What they say is that once you learn what summation means, the knowledge that 1000 plus 1001 equals 2001 is already in, it is part of the knowledge of summation. This seems reasonable. But let’s say 4278123698 + 7124349865 = 11402473563. Is that implied in the idea of sum? Can we say that even though most people today would rather refer to a digital calculator to even try a sum of two 10-digit numbers?
It is like saying that the results of Einstein’s general relativity regarding dark holes or the expansion of the universe are implied in the general relativity in the first place, even though finding such results was a separate job in itself, completely unpredicted by the original author, requiring many man-hours of thought from extremely bright men, and sometimes awarding big prizes and international recognition.
This assumption, although not exactly stated out loud, is present in many philosophical systems. For example, to Peirce every possible way of understanding a word lives inside that word, is part of the nature of the word and, in many ways, is “owned” by the semi-conscious word. Wittgenstein practically almost spells that infinite calculability in the “Tractatus”, saying for example that every “internal” characteristic of a thing is immediately known if you know the thing. Even Eco, which would seem to belong to an “opposed” school of thought, does use this infinite calculability in his “infinite semiosis” approach.
This idea, that the extrapolation of meanings from a given thesis is not a thought-labour in itself, but instead is irrevocable part of the thesis in the first place, reflects the perception that from the thesis to the consequence there is no intervention from an external metaphysical entity. In other words, that when one extrapolates a given theorem one is not receiving grace, one is not being enlightened by anything, it is just plain work.
The Arthur-Clarke law concerning magic, that states that any sufficient advanced technology seems like magic, reflects this: it says that if you don’t understand, you’ll ascribe it to magic. But the idea that magic is not-understandable is only true to scientists. That is, if we didn’t have a prejudice against pseudo-sciences to maintain, we would as easily say that advanced quantum physics is magic.
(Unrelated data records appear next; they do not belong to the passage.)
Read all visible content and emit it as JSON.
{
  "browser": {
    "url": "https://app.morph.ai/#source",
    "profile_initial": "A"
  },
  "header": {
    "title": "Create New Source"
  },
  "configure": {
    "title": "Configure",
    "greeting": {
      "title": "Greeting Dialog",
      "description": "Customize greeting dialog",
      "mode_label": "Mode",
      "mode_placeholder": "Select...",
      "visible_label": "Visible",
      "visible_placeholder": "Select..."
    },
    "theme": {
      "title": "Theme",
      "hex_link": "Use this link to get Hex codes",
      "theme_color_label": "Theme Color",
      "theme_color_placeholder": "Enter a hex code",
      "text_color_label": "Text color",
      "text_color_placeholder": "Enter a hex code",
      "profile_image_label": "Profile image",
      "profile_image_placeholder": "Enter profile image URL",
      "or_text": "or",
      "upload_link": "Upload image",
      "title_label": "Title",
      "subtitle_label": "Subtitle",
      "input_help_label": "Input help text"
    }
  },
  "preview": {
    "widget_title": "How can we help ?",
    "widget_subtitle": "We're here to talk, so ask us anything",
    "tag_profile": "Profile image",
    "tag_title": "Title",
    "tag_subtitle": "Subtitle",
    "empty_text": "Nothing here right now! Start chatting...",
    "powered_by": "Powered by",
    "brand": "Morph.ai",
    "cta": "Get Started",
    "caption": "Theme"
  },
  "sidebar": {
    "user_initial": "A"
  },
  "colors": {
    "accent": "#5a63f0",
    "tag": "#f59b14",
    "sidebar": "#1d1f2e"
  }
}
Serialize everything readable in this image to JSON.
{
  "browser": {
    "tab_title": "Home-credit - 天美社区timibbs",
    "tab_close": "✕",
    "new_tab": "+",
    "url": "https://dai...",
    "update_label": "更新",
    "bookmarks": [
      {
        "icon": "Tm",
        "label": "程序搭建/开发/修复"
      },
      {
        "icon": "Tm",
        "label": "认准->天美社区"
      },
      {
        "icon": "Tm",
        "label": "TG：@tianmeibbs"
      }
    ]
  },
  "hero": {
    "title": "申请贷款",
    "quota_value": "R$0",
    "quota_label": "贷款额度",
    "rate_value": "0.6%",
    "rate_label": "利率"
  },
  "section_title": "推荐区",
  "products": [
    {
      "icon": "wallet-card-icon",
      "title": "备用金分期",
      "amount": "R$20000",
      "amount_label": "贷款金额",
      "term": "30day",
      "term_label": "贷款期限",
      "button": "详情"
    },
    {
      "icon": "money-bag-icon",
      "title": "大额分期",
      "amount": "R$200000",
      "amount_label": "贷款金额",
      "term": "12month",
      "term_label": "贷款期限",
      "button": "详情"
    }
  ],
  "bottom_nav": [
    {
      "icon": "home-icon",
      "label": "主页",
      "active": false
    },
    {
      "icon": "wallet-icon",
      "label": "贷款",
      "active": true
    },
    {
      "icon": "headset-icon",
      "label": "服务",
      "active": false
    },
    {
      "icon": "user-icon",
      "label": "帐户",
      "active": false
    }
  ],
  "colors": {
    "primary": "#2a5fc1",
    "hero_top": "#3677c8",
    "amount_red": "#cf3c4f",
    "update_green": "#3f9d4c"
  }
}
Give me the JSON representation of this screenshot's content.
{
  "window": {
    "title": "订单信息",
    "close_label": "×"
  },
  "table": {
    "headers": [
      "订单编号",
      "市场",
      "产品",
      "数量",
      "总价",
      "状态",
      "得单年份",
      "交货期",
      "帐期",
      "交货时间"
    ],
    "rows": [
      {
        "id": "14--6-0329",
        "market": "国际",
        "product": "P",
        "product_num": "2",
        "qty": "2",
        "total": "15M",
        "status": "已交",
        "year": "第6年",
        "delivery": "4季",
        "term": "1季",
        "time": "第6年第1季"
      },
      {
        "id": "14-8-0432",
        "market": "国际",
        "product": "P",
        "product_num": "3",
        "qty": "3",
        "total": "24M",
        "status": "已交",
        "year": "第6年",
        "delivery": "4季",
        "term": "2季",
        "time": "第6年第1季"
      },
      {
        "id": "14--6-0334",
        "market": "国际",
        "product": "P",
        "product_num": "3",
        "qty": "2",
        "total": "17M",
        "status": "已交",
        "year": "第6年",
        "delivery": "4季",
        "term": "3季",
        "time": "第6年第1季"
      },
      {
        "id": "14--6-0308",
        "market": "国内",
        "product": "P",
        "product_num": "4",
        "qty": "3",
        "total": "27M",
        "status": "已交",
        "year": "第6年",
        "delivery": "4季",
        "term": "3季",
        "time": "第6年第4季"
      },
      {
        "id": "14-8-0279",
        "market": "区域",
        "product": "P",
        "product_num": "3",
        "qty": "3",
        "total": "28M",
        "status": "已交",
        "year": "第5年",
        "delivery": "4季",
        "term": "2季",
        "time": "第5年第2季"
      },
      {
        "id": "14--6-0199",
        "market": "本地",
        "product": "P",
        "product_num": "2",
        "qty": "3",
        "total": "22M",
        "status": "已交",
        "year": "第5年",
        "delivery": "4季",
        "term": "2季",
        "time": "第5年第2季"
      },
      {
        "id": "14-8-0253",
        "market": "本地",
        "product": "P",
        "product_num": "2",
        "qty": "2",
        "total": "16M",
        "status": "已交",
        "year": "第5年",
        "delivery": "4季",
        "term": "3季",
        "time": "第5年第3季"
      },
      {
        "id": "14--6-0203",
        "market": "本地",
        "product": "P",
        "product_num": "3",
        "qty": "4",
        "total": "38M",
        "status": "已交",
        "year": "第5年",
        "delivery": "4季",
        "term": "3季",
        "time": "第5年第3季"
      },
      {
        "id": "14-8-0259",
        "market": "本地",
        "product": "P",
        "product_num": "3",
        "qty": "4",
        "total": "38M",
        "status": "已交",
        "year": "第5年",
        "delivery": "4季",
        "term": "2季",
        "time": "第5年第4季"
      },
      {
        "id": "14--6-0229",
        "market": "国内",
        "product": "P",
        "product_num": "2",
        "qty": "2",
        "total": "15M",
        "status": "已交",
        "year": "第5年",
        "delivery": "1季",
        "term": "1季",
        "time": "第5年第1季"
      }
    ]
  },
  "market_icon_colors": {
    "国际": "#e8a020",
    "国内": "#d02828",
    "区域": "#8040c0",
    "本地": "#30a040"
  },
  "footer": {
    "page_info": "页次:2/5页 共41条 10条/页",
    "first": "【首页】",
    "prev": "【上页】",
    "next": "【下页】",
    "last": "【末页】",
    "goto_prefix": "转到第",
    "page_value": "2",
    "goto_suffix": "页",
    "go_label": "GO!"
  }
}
That is, this idea of pseudo-science says that ideas stand in their own, even if merely interpreting them is so laborious as to require years of study. It is necessary to believe so in order to maintain that science is a neutral, objective, free endeavour. It is necessary to believe in stupid, unreliable, and good-sense-defying notions to sustain the ideology that says that science is not magic. That science is just a fastidious appliance of simple and mundane reasoning.